Coming up against not only the music industry problems of COVID-19, they have also emerged from a right royal shafting PledgeMusic. Interestingly the songs were written before these woes, but the album’s messages are also perfect for now.

Twin-axe attack

‘Art Nouveau’is a feature track on the album and one which leaves a real thirst for the return of live performances. With the album being the first the band have recorded with a second guitarist, this track builds through a fantastic twin-axe attack to a crazy chorus bound to have music fans jumping around.

“We’ve been limited to how much we have been able to play due to COVID-19, but the last time we played ‘Art Nouveau’ was in Shoreditch, London, and it went down very well. It sounds great live. The guitars are tuned down to G, or A, and it feels like it has a weight to it when playing live” Geth Woolcock told MetalTalk.

Different tunings is a theme of the album, which certainly adds a great, heavy character to the tracks. It is something Geth has a passion for. “I’m really interested in where I can take the sound of the guitar without having to resort to crazy pedals. We use some tunings which I’ve made up that I’m not aware of anyone else using. It causes a nightmare for Chris and me on stage, though, although we get by on two guitars each.”

An epic and progressive tracklist

The track Boot, a great stomping track where the vocal mixes in with the instruments to a disturbing but incredible effect, was a song written in the studio. The band felt they had an epic and progressive tracklist for the album but felt the need for a punchy track.

Geth had a riff that he had been working on while at the studio, which became the song’s base. People who had pledged to play on the album spent an afternoon at the studio, and the recording was a success. By pledger Maya Leech, the spoken element leads into the chorus of “if you want to see a vision of the future, picture a boot stamping on a human face forever”.

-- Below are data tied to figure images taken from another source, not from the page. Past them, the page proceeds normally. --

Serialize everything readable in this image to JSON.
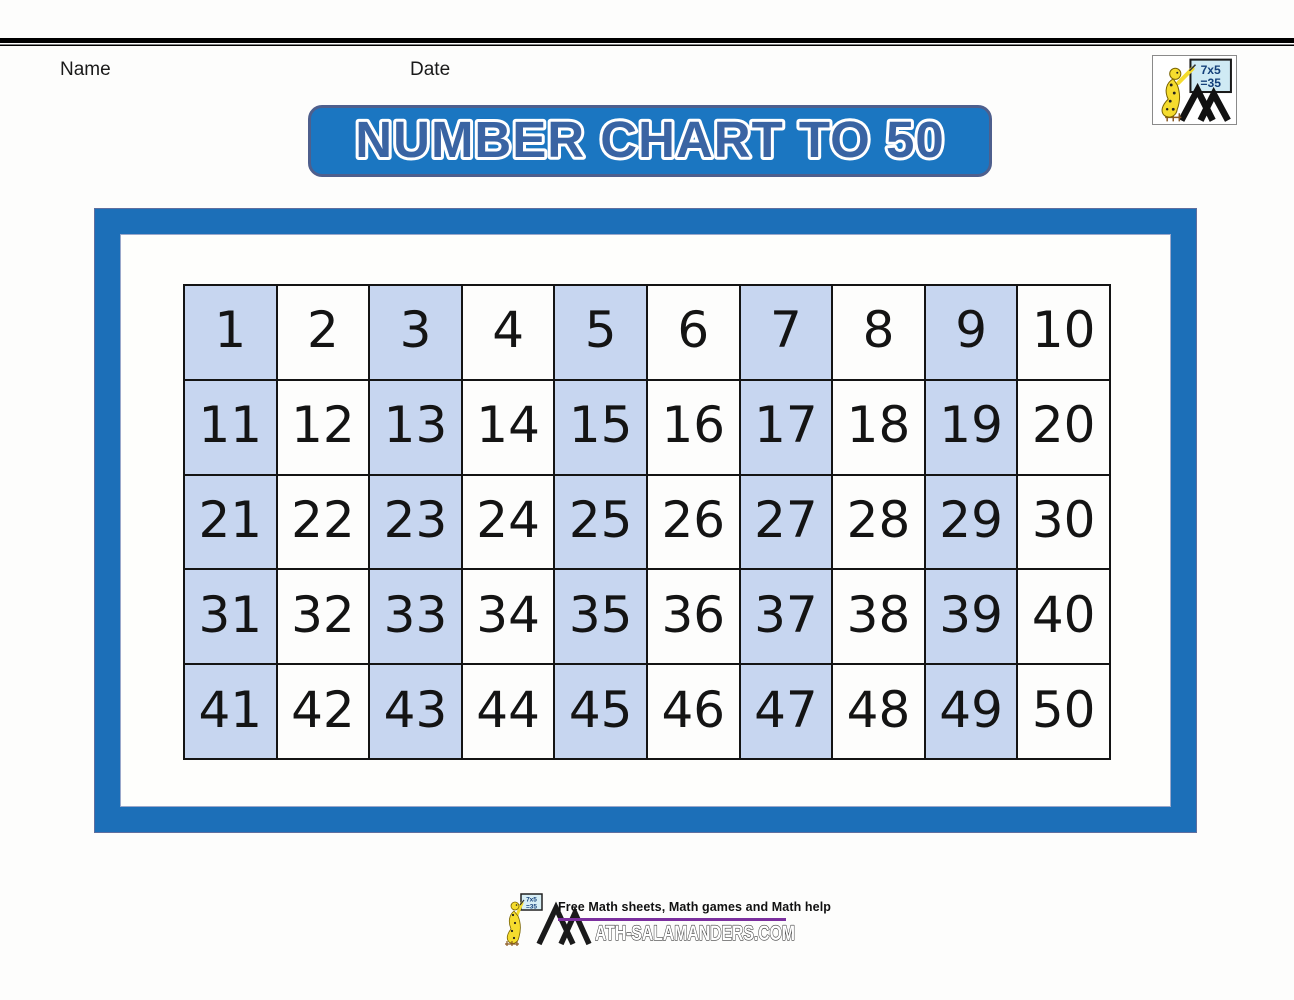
{
  "header": {
    "name_label": "Name",
    "date_label": "Date"
  },
  "banner": {
    "title": "NUMBER CHART TO 50"
  },
  "logo": {
    "equation_line1": "7x5",
    "equation_line2": "=35"
  },
  "grid": {
    "rows": 5,
    "columns": 10,
    "numbers": [
      1,
      2,
      3,
      4,
      5,
      6,
      7,
      8,
      9,
      10,
      11,
      12,
      13,
      14,
      15,
      16,
      17,
      18,
      19,
      20,
      21,
      22,
      23,
      24,
      25,
      26,
      27,
      28,
      29,
      30,
      31,
      32,
      33,
      34,
      35,
      36,
      37,
      38,
      39,
      40,
      41,
      42,
      43,
      44,
      45,
      46,
      47,
      48,
      49,
      50
    ]
  },
  "footer": {
    "tagline": "Free Math sheets, Math games and Math help",
    "brand_text": "ATH-SALAMANDERS.COM"
  },
  "colors": {
    "banner_blue": "#1B76C1",
    "box_border_blue": "#1C6FB8",
    "cell_blue": "#C7D6F0",
    "cell_white": "#FDFDFC",
    "title_text_blue": "#3A64A3",
    "footer_rule_purple": "#7B2F9E"
  }
}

From the book Earth Abides by George R. Stewart, Maya’s spoken passage fit wonderfully in the gloomy George Orwell’s 1984 styled message, bringing some “amazing magic” which left the band “buzzing”.

The PledgeMusic catastrophe caused problems for the band.

While they achieved their target with some ease, its collapse meant that no money was forthcoming. Although its owners knew that the failure was coming for some time, they had continued to take people’s money with bands such as Prosperina encouraged to publicise and continue their campaigns.

“Originally, the album was due March 2019, but with the PledgeMusic collapse, the band talked about fulfilling all the pledges. We did not think it would be good enough for Prosperina to turn around and say, ‘sorry guys, we did not get any money from Pledge, so we can’t fulfil your pledges. We decided to push ahead, but we got lucky because a friend of ours said he would be happy to help us out in the short term to get the album together and fulfil the merchandise requests.”

With the Pledge debacle and then COVID-19 problems, this unnamed knight is an example in Geth’s life where he “has a lot of hope and I still have faith in people to turn things around.”

Lost in Tokyo

‘Drunk On The Blood Of Tokyo’ is another fantastic song and probably the most ‘commercial’ song. The song is based on Geth and a friend in Tokyo, where plenty of local alcohol left a memory “based on the Smack My Bitch Up video from The Prodigy” where his friend lost a day partly by “being locked in the Love hotel after the staff had left.”

‘Runner In The Maze’ is another fantastic song. With its seemingly straightforward verse and chorus parts, it runs through a more up tempo solo, before building to a repeated “Maze” outro. This is, however, a great example of the layers which fill Prosperina’s songs, and one which I found can build different emotions with repeated listens.

“Some of my favourite albums have songs on them which you can find something new with each listen. I love the idea of getting lost in a production and finding albums which have a depth and rawness to them as well. That is my happy place,” says Geth.

While their melancholic and dystopian style covers the helplessness and fragmentation of modern life, the albums themes were written before all their troubles. Geth has converted his bedroom to a “teenager style” with guitar set up for working on new material “after a day’s homeworking has finished”, and there are now songs for a further album.

With two festival appearances already set for 2021 and hopefully more gigs to be announced, Prosperina are certainly one band that people should feel excited about for the future of live music.

And with ‘Flag’, they have delivered a superb studio album. Eight awesome tracks, with not a weak link in sight.